С. замолчал. Под ногами странно свистели, как последний выдох, листья.
А. несильно и небольно ущипнул меня за локоть, и я поняла, что это первый и последний раз, когда по отношению ко мне он проявил, продемонстрировал или сымитировал насилие.
– Почти дошли, – наигранно бойко сказал муж. – Вот там вдалеке огни – это уже соседняя улица, мы от нее в пяти минутах живем.

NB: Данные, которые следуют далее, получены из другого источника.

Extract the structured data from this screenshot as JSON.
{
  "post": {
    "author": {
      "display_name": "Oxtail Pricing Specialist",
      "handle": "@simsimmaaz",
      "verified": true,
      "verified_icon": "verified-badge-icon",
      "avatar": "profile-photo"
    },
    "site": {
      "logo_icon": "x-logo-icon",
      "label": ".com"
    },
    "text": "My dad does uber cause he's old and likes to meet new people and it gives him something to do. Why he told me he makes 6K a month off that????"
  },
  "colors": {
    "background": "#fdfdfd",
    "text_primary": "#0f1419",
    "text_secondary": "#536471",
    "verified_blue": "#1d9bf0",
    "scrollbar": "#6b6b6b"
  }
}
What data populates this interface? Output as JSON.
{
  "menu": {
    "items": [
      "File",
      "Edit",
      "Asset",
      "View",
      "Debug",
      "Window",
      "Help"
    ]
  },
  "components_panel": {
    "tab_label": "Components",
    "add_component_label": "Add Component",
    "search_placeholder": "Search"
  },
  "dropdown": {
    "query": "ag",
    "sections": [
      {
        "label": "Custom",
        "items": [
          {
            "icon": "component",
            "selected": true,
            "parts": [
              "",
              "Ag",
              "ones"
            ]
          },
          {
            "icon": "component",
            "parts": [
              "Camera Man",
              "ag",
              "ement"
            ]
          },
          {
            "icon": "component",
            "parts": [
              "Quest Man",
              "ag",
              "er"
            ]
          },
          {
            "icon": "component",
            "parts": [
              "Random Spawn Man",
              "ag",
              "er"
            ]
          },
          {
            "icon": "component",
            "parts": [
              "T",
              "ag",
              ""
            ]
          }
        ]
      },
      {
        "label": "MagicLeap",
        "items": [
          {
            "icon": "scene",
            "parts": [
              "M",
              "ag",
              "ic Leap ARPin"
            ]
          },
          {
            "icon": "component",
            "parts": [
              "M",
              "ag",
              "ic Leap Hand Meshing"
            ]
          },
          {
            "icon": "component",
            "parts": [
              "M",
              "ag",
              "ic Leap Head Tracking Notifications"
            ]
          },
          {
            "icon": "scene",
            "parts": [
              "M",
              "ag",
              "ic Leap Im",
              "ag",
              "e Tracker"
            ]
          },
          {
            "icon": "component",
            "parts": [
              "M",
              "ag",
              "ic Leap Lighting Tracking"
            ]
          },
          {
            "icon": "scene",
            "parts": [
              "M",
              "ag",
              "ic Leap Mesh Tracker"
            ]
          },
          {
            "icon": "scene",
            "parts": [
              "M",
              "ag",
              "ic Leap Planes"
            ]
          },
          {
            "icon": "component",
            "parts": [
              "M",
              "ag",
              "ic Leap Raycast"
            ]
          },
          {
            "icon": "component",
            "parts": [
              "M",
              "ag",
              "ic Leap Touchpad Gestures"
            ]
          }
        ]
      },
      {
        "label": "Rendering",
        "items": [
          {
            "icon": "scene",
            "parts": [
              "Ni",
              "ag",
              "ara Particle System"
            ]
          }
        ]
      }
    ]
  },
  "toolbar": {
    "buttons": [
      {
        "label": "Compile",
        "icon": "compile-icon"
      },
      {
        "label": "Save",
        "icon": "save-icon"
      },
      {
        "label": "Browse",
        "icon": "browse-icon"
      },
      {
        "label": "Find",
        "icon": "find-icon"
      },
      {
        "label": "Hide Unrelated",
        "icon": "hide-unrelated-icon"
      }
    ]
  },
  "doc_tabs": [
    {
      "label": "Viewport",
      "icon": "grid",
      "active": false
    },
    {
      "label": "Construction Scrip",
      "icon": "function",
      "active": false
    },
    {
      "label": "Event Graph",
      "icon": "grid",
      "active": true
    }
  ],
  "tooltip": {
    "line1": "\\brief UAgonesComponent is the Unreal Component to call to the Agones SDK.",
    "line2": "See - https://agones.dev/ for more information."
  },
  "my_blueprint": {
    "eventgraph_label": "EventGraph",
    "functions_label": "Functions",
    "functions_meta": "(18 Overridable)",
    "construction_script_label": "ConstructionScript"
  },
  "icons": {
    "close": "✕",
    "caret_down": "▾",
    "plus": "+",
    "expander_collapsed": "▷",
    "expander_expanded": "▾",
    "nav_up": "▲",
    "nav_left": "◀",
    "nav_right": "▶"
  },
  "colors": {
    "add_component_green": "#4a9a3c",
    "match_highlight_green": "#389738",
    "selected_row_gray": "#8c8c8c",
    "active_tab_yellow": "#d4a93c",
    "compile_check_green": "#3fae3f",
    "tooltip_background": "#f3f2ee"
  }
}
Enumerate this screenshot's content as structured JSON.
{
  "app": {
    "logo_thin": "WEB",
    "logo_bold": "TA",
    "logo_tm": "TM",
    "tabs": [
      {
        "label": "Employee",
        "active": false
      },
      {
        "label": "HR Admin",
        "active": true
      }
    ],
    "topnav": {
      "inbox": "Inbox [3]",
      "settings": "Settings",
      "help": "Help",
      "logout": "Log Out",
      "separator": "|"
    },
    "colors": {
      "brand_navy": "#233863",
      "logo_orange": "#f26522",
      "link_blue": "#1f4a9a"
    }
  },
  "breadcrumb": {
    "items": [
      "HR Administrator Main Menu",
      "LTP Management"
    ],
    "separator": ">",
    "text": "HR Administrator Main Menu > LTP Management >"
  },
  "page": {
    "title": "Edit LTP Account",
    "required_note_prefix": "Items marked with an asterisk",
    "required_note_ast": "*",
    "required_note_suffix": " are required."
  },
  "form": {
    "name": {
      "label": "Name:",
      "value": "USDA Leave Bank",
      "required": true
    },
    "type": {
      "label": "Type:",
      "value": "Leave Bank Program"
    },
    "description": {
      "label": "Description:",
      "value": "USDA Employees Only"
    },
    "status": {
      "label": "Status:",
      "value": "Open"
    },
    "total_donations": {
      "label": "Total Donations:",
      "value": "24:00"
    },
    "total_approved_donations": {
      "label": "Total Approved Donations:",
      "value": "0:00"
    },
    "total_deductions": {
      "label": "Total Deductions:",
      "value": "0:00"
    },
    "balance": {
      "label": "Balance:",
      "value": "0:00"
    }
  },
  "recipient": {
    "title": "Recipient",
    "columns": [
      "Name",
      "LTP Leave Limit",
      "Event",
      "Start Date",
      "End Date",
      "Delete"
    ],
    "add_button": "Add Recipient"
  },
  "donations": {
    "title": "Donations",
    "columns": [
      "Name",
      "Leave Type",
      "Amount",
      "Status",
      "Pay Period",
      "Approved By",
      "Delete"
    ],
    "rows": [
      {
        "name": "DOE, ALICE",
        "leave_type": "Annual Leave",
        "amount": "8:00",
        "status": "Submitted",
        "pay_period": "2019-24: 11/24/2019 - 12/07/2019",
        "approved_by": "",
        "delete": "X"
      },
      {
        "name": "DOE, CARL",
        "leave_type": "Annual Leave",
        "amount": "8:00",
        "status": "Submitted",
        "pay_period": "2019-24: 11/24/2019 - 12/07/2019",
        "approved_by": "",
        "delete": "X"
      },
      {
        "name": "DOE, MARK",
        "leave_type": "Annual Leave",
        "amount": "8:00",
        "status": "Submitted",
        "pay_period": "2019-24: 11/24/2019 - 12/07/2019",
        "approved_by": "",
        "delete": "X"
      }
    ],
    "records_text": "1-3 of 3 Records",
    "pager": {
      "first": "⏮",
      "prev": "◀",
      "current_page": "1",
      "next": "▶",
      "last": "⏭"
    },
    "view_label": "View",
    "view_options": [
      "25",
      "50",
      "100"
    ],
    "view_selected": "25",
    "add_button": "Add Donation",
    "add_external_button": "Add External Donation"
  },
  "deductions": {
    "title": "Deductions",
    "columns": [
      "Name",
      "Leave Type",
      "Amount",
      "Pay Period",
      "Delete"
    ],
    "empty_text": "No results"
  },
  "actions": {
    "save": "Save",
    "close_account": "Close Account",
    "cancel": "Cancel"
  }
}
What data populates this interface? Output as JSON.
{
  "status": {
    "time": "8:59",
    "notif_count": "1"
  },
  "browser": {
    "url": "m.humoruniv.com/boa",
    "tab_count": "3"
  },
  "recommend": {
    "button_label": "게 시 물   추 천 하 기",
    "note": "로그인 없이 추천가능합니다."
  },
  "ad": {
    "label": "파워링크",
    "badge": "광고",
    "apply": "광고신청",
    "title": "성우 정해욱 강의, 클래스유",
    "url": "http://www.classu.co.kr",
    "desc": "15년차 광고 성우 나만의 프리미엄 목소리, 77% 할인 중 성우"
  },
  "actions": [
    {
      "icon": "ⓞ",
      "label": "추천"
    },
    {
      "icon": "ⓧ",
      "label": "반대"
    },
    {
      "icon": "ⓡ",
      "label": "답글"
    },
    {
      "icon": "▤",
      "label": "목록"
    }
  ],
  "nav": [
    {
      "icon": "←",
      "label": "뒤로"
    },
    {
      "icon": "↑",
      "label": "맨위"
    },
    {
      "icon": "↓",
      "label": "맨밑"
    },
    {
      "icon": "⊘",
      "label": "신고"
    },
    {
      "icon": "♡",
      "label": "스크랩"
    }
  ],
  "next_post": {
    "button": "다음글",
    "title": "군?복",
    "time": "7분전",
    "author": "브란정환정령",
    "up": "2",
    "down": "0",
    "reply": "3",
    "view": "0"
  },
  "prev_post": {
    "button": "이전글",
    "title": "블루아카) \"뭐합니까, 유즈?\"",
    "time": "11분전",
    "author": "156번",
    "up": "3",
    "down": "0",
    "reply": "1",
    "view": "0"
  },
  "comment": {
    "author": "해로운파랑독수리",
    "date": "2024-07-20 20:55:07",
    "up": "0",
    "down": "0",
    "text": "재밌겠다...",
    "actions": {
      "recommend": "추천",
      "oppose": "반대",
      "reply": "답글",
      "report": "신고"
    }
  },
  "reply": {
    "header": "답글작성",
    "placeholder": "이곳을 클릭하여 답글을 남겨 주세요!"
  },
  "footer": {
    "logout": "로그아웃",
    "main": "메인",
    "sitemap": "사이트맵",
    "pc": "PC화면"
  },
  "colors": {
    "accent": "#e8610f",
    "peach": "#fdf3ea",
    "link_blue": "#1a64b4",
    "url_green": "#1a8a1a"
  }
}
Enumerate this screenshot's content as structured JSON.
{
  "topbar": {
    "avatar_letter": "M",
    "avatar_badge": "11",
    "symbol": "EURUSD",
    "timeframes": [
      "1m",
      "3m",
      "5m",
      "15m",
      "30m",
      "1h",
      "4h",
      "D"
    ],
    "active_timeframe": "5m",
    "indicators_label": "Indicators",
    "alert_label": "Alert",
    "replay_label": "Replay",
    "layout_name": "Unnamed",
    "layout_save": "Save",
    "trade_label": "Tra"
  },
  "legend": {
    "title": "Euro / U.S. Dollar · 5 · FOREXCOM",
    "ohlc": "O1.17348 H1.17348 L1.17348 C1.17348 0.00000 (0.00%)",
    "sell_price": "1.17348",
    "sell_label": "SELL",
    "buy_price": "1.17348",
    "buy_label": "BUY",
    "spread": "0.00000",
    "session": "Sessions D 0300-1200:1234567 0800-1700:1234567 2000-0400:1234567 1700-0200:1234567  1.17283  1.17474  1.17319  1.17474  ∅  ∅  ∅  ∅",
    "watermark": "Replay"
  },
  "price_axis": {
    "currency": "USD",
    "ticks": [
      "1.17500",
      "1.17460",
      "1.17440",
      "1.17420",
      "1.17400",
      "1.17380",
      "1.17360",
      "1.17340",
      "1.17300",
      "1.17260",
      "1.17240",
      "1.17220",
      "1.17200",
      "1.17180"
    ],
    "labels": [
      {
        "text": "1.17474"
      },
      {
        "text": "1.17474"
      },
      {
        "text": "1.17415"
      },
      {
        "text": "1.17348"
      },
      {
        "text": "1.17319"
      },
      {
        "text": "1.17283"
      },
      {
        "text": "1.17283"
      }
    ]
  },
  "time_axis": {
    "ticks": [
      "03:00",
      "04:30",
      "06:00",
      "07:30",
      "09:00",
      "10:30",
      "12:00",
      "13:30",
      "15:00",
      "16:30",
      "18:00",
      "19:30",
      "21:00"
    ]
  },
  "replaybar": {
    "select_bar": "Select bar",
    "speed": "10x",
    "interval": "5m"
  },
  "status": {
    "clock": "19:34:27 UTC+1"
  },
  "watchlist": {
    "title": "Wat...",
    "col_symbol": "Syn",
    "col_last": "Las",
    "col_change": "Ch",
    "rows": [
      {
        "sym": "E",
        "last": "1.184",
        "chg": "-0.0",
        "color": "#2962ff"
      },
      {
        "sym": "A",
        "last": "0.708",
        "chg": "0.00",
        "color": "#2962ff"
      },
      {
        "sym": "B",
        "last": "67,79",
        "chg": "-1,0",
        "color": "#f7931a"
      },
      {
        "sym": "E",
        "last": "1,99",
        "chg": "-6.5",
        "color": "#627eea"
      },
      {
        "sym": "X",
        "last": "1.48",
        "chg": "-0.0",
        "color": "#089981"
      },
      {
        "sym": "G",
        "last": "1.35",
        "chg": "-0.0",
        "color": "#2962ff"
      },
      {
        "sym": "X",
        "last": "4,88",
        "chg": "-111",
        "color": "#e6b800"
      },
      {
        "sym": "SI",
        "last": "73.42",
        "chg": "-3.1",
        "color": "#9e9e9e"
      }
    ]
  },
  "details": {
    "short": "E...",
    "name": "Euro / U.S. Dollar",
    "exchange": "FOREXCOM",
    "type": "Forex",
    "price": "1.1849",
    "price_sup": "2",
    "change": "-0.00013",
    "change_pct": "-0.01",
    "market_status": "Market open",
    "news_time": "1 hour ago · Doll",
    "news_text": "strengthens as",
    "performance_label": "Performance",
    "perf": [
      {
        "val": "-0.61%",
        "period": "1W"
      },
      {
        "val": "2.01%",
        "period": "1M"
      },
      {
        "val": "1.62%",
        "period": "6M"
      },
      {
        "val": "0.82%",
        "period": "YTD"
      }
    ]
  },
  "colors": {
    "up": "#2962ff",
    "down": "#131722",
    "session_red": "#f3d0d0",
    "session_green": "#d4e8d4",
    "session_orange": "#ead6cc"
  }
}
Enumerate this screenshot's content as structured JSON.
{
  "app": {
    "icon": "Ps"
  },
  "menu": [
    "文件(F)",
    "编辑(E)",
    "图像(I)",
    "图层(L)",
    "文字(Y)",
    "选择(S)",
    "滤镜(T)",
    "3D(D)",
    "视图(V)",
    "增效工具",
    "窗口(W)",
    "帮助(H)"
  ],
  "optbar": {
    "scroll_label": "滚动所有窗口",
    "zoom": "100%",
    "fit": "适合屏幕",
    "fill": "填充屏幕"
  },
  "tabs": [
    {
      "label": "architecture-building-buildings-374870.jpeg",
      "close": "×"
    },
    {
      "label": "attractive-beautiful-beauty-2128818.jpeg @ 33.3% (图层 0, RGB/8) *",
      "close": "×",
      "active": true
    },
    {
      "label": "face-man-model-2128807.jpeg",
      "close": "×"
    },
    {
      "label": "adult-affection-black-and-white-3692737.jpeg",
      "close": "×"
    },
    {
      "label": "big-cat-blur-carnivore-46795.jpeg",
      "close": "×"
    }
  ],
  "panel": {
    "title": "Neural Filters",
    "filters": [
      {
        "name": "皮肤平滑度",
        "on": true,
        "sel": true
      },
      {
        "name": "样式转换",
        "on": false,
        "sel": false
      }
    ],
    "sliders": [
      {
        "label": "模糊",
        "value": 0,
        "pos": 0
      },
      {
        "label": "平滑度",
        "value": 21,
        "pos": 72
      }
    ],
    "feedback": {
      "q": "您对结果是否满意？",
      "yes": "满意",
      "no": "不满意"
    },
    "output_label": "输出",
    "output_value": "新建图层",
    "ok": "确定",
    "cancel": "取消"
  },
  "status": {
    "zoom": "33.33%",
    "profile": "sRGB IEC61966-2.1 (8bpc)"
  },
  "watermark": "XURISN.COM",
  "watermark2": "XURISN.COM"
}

– Я трепло какое-то, – с тоской прошипел С. – Вообще не припомню ничего о себе из того, что бы я никому не рассказывал. Есть еще детские воспоминания, правда – как мама меня рожает, грудью кормит, пеленает в какие-то синие тряпочки – откуда знаю, что синие? Как колясочку однажды оставила на молочной кухне снаружи – но забыла, у какого выхода, их там было два, – а вышла через другой, не высыпа́лась, уставала, я страшно беспокойный был, пищал все время, как корзинка с котятами. Вышла – а меня нет. Так испугалась, кошмар. Но я по идее не должен это помнить. Может, ложные воспоминания. У вас есть такие?
– Есть, – сказал А. – У всех нас есть, это нормально.
– Очень сильно пахнет котиками, – повторил С. – Странный какой-то парк, ребятки, странный. Может, у меня токсоплазмоз? Мне никогда не нравился запах котиков. А теперь нравится.
* * *
Дома мы попытались как-то отвлечься от всего, что случилось. Я разлила по шатким бокалам на неправдоподобно сверхтонких паучьих ножках густое красное вино, вызревшее из моих подозрений и паники, муж нажарил тостов в устройстве, которое я до этого момента никогда в жизни не видела (видимо, муж тоже паниковал и подозревал), мы сели за стол.
А. постоянно проверял сообщения от Лины – их не было. С. из некоего коллективного чувства неловкости пошел бродить по комнатам с целью найти нашу коллекцию пластинок. («У нас нету коллекции пластинок!» – закричала я. «Но была когда-то!» – триумфально взвыл С., умный мальчик.)
– Я думаю, что Лине просто влетело от Комитета за то, что случилось, – сказал А. – И ей, наверное, запретили докладывать мне об этом. Вот она и молчит. Я завтра приду в Комитет и узнаю, что там было.
– Пусть бы тебя не уволили, – попросила я. – Иначе я не знаю, как у меня получится выяснить то, что я хочу выяснить.
– А зачем выяснять? – вытаращился А. – Тебе и так хорошо. Смотри, какой он прекрасный: тосты сделал, вино подливает. Зачем тебе знать правду? Ты же потом с ним жить не сможешь, если узнаешь.